Reds still in the red, but better times are in prospect

Anfield

By David Owen
March 4 – Liverpool’s exciting brand of attacking football, which has carried them to second place in the Premier League, is inspiring dreams of a return to the club’s glory days between the 1960s and 1980s. But the on-field revival has yet to be reflected in the bottom-line – at least judging by the latest published accounts.

The Reds this week unveiled financial statements for the year to 31 May 2013 showing that the club, owned by US-based Fenway Sports Group (FSG), remains firmly, well, in the red.

However, the £49.9 million loss was explained entirely by player amortisation and trading, in what was a busy period for transfer activity at the club with six players, including Daniel Sturridge, Philippe Coutinho and Fabio Borini arriving and a further nine, including Dirk Kuyt and Charlie Adam, transferred out.

Excluding player amortisation and trading, the club would have made a profit before interest and taxation of £14.8 million on turnover well up at £206.1 million from £169 million in the preceding 10-month period.

Managing director Ian Ayre said the results showed that the “financial health of the club continues to make good progress”, with external debt now down to below £50 million.
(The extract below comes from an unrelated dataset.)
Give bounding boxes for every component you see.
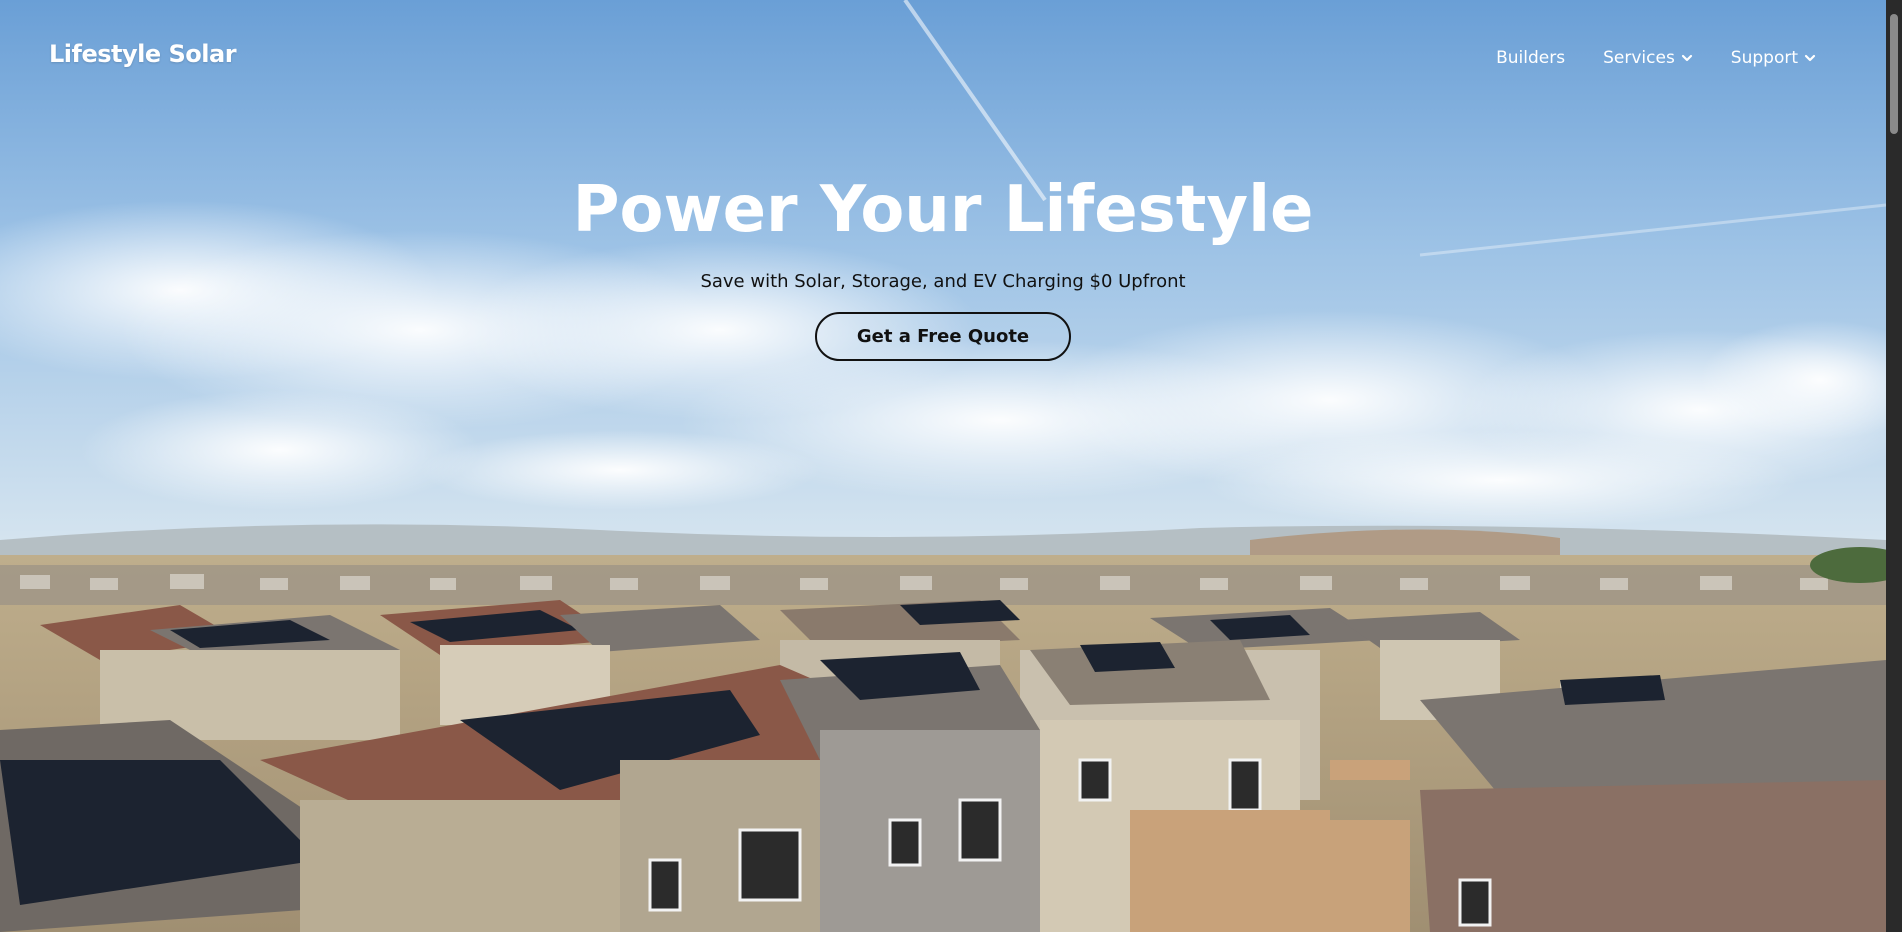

He went on: “Given where Liverpool Football Club was only a few years ago, the progress that has been made since FSG acquired the club has brought back much-needed stability with an ambitious vision which everyone is focused on.”

With the team’s on-field achievements in 2012-13 still below the club’s historical standards, commercial income was the main driver of top-line performance, accounting for £97.7 million of the overall £206.1 million turnover figure.

Staff costs climbed to £130.8 million from £109.2 million in the prior 10-month period, although termination payments fell sharply from £9.6 million to £1.4 million.

The remuneration of the highest-paid director topped the £1 million mark, having been just £657,000 over the 10 months to 31 May 2012.

The club noted that during the period FSG had injected £46.8million to “fully repay a historic stadium loan facility”. It said that since FSG completed its takeover of Liverpool in October 2010, external debt had decreased overall by nearly £200 million.

The financial statements showed that the loss for the year had wiped out what remained of shareholders’ funds, which stood at minus £44.6 million at the close of the year.

Nonetheless, the improved Premier League TV deal, which will benefit all top-tier English clubs, combined with the Merseyside team’s dramatically improved on-field record in recent months, with Champions League qualification now probable, should mean that a period of much smoother financial sailing is now in prospect.